Ecrasées par un pouvoir despotique, elles n'esperaient de la vie que la mort et le repos plein de quiétude qu'elle leur promettait . Et maintenant dans les rues des petits villages dévastées , ces milliers de corps sans vie flottent dans les flaques d'eau et pourrissent . Tantôt noyés dans les lacs, tantôt déchiquetés par les vents, tantôt abattus par des rochers , tantôt ensevelis sous des décombres .

C'est un paysage d'horreur qui s'offre aux petits yeux des survivants . Couverts de sang . Couvert de larmes qui ne sont pas les leurs . Nus . Démunis d'un abri, de quoi manger, de quoi survivre . Alors que pas très loin de là , la junte militaire mange à sa faim , se réchauffe , se surchauffe à son bon plaisir et laisse son misérable peuple crever la bouche ouverte et les mains tendues .

Les portes de la place forte sont fermées . Et les quelques surexcités n'en viennent pas à bout . Ils sont abattus du haut des remparts par les soldats ou arrêtés puis executés en exemples . Le peuple est effrayé et accepte son sort . Les maladies se déclarent . Les cadavres en décomposition, sources de maladies létales font leur oeuvre . Epidémies , morts ... encore des morts ... pleins de morts ... que des morts ! Plus un seul sourire , plus un seul remède .

Et les aides humanitaires sont refoulées aux frontières infranchissables du pays. Presque rien arrive . Quelques avions . Une goutte d'eau dans l'océan de la catastrophe . Une catastrophe malgérée par les autorités, terrorisées à l'idée de perdre leur pouvoir sur ce peuple à l'agonie . Des autoritées si despotiques qu'elles ont peur des retombées pour leur puissance si quelques humanitaires débarqueraient sur leur sol .

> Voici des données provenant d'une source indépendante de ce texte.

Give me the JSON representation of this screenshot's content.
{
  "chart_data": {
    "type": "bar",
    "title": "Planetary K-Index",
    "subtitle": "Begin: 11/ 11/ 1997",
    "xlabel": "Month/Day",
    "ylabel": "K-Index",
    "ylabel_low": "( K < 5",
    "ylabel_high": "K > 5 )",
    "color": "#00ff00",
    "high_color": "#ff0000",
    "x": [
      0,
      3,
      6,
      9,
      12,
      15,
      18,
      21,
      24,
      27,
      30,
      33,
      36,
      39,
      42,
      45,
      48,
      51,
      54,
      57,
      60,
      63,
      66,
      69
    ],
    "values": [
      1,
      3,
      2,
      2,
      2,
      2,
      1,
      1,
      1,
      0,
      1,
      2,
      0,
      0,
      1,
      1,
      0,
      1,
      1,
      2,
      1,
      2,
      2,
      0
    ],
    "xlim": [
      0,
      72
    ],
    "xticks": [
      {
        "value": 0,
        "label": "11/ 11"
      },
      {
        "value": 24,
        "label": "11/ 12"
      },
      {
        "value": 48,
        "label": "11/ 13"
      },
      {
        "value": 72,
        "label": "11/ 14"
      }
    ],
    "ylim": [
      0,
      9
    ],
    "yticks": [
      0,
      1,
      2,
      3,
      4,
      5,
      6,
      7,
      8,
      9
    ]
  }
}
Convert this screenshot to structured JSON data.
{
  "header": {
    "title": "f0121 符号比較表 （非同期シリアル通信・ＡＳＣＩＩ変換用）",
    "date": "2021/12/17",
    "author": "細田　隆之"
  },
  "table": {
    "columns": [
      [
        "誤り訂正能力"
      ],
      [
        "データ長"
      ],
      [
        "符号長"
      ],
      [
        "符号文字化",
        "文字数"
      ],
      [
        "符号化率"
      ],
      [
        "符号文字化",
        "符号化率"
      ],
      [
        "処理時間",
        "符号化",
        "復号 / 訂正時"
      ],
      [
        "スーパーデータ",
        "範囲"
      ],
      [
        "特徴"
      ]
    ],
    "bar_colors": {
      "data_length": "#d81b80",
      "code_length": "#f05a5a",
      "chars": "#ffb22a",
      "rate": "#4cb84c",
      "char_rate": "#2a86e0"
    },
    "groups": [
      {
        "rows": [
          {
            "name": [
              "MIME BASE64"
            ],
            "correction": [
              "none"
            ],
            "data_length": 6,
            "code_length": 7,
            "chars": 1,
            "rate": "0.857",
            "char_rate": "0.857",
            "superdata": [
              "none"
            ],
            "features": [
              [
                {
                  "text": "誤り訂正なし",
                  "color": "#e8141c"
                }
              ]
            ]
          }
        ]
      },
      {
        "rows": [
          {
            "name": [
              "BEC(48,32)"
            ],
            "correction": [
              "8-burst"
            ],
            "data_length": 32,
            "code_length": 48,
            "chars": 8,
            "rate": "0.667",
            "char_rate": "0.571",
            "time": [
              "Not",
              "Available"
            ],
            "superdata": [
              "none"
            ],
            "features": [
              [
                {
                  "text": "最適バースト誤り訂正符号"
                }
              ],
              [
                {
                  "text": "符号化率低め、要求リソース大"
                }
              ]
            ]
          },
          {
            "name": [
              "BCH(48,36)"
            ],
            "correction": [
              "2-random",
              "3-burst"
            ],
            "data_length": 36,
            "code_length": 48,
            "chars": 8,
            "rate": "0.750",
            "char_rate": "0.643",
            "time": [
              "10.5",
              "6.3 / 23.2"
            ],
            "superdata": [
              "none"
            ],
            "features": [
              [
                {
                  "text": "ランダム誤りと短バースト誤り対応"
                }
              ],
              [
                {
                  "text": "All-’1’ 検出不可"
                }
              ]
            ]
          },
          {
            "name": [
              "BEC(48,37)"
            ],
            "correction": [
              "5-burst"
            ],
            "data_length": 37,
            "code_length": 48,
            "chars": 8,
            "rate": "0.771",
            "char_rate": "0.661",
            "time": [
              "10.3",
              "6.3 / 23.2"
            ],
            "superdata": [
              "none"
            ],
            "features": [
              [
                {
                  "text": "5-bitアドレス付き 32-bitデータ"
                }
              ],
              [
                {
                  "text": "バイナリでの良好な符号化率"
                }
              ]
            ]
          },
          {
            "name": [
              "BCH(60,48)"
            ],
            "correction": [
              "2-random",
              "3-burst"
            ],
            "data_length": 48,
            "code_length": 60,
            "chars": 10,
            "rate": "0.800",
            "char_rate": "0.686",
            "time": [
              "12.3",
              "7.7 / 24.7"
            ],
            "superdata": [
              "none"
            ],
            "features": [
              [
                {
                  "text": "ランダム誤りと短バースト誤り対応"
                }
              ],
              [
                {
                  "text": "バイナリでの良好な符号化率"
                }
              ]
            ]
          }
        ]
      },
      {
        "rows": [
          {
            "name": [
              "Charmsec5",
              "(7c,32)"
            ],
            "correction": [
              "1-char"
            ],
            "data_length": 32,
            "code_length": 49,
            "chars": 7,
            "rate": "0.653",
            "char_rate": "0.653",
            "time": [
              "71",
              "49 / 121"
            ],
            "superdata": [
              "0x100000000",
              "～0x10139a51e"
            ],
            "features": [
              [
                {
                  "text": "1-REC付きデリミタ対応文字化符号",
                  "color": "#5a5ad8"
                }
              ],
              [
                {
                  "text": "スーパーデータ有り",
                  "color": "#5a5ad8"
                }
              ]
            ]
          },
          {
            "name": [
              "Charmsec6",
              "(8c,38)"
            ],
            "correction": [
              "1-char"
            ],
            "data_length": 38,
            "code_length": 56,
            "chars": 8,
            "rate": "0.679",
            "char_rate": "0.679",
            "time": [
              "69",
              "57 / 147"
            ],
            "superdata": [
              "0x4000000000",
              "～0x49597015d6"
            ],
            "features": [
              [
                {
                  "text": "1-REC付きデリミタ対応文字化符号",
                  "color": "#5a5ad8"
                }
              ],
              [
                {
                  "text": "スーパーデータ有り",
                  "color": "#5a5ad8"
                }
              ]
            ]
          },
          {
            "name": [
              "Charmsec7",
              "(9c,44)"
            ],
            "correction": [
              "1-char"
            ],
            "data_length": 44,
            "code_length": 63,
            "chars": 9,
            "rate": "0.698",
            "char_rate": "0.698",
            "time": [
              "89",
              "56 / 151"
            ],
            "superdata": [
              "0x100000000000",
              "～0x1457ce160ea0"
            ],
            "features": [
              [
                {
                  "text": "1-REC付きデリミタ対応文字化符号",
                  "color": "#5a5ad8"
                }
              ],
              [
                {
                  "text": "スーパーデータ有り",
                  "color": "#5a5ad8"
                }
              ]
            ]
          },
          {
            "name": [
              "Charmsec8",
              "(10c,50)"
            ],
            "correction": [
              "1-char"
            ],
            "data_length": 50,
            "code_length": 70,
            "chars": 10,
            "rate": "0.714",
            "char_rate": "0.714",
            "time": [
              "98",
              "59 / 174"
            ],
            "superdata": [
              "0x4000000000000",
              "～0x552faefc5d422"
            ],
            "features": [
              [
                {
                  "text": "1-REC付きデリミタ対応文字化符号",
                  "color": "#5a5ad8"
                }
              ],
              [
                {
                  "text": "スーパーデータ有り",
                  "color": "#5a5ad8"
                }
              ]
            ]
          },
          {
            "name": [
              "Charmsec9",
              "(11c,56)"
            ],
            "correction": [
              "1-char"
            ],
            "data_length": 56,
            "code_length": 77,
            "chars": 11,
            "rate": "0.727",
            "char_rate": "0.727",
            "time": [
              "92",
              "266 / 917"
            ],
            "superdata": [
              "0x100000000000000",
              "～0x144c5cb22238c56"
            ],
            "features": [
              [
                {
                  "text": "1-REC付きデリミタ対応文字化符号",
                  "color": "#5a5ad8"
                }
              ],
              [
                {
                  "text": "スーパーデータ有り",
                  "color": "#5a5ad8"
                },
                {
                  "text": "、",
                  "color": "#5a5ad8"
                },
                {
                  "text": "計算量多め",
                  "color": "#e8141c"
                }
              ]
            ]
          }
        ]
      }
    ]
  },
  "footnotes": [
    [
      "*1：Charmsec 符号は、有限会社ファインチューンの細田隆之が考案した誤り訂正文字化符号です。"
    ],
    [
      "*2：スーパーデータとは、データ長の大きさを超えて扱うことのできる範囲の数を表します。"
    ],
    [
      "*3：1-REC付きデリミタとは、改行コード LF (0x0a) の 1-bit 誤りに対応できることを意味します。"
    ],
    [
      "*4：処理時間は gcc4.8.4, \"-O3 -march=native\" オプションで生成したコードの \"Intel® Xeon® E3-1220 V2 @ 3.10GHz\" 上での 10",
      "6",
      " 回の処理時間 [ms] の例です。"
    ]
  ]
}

Alors, décidement aveuglé par leur pouvoir, elles regardent du haut de leur rempart s'éteindre un peuple innocent , touché par un déloyal cyclone et délaissé par un illégitime pouvoir . Un peuple qui accepte leur sort , se taisant pour le bien de leur famille, de leurs descendants ... des survivants . Et dans la souffrance , ce peuple torturé rejoint les morts qui se sont frayés un chemin vers la lumière ....

un chemin vers la paix .

# Posté le vendredi 09 mai 2008 08:19

Luttons pour un monde meilleur ( IX ) : Pour la défense de la cause animale ( 1 )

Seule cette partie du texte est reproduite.